O engenheiro também opina que a BR-319, por ser uma das poucas ligações terrestres do Amazonas com outros estados do Brasil, deveria ser prioridade do governo federal. “O Dnit precisa olhar para a nossa rodovia com seriedade, fazer um trabalho de qualidade”, defendeu. “O que é feito hoje na BR-319 é um crime contra os brasileiros, amazonenses, que vivem aqui, é discriminação”, acrescenta se referindo à qualidade das obras e à falta de soluções definitivas para problemas que se repetem.

Para Fernando Catunda, os estudos ambientais são importantes para obra e devem ser realizados com seriedade, uma vez que seus resultados apontam o melhor caminho para assegurar a qualidade das ações. No entanto, se realizados da maneira errada, levam a atrasos e provocam prejuízos à rodovia. “A BR-319, por anos, foi marginalizada, a meu ver. Ignorada pelos órgãos públicos, principalmente o Dnit. E tem a questão ambiental, que é muito forte e que, de certa forma, prejudicou o desenvolvimento, a melhoria, a ampliação e, inclusive, obras de recuperação da estrada. Isso foi um dano irreparável”, avaliou Catunda. “Tem que resolver a questão ambiental sem agredir os povos que vivem na BR-319, as populações indígenas e o meio ambiente. Precisamos de soluções para impactos ambientais condizentes com a estrutura que deve ser feita. Já tivemos diversos problemas com licenças, porque o que deveria ter sido feito não o foi, e isso atrapalha o desenvolvimento da obra”.

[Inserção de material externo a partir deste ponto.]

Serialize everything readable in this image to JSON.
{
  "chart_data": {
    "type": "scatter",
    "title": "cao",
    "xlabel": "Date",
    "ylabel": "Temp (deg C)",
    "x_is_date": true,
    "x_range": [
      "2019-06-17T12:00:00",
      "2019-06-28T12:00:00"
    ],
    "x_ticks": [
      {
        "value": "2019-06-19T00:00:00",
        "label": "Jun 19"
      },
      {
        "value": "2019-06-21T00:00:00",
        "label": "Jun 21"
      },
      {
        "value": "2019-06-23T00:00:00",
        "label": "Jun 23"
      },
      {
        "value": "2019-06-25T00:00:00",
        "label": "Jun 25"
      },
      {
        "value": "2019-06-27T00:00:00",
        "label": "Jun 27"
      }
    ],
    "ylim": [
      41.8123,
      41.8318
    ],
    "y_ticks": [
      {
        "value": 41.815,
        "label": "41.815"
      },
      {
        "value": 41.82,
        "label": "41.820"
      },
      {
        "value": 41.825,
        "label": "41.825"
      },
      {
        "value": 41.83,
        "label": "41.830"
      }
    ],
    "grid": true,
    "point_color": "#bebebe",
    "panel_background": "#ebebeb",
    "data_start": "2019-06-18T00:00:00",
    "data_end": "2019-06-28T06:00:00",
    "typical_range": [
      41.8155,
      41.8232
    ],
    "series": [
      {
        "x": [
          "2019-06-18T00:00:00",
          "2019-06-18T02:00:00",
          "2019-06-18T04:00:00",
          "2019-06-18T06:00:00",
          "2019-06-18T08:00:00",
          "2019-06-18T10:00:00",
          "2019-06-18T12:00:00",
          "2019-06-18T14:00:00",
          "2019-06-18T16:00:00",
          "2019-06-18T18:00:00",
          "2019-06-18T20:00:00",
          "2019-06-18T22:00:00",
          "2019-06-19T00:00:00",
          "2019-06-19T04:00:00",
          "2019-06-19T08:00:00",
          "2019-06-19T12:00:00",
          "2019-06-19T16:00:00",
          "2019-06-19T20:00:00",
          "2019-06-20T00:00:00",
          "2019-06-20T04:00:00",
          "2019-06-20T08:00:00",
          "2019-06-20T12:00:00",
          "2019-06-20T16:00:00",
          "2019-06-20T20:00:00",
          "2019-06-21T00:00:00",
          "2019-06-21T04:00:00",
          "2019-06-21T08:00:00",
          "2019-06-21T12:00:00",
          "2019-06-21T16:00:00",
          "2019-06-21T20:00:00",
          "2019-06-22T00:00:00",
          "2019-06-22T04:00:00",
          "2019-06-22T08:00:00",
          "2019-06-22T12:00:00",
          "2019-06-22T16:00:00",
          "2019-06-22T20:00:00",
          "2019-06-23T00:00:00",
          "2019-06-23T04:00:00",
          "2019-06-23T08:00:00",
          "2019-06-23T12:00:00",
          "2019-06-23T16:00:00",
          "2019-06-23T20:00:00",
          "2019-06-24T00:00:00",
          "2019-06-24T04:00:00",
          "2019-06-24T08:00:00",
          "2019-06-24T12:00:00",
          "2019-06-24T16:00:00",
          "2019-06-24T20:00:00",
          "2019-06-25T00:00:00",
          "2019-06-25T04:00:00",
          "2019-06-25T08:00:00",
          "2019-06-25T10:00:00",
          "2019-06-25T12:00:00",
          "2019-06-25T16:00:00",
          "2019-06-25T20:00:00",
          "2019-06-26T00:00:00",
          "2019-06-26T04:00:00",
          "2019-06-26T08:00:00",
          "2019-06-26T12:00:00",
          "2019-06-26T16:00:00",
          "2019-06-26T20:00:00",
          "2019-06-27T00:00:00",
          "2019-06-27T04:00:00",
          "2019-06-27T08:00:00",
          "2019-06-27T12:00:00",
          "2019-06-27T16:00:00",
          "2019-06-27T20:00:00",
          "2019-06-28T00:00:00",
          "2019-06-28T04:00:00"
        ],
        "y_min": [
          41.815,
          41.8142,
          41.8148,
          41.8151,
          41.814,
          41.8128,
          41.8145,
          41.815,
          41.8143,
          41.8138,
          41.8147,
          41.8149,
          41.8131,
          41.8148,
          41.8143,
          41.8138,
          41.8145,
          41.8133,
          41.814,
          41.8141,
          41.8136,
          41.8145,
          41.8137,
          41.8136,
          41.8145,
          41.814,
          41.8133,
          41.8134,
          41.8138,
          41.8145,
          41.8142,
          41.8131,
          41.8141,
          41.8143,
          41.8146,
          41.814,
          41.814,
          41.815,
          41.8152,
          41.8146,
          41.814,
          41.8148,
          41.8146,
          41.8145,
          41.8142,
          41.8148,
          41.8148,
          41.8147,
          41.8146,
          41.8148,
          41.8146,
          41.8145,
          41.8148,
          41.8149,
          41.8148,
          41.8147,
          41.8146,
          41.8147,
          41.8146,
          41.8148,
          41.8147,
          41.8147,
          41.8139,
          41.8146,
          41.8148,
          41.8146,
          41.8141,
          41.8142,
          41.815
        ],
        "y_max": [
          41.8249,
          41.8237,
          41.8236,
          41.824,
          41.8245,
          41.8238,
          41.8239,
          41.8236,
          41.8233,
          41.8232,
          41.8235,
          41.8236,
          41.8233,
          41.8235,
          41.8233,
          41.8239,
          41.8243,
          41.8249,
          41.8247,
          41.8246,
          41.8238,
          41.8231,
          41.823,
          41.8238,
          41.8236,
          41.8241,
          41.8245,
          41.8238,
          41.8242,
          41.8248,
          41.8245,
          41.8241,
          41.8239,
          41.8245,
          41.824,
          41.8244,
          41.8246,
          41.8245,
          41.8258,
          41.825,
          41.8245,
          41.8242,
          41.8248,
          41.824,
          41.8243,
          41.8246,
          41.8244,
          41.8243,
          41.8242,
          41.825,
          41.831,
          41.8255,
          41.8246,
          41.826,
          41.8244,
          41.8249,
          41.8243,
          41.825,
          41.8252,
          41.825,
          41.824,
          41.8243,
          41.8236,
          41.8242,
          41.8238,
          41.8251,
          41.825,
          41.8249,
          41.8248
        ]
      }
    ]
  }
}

O coordenador do GT BR-319 também chama a atenção para medidas que podem evitar tragédias como as que aconteceram com a queda das pontes. “O que é prioridade em relação a situações como as das pontes é que o Dnit Amazonas recupere a responsabilidade por essa BR. É inconcebível a superintendência regional amazonense não ser responsável por esta rodovia, porque a maior parte dela está no Amazonas. O que a gente observa é a depredação do Dnit Amazonas em relação a vários fatores. Não é que ele não tenha profissionais competentes, pelo contrário, tem profissionais competentíssimos. Isso vem criando conflitos e quem perde é o povo amazonense que fica ser ter acesso terrestre a outros estados”, defendeu Fernando e acrescentou: “Tudo o que o GT BR-319 quer é que essas ações sejam feitas da maneira correta, dentro da legalidade, com transparência, para que tenhamos nossa BR o mais rápido possível. Se precisarem de mais audiências públicas, que façam! A população tem que ser ouvida, das margens, das comunidades, indígenas, para mostrar os anseios dela”, concluiu.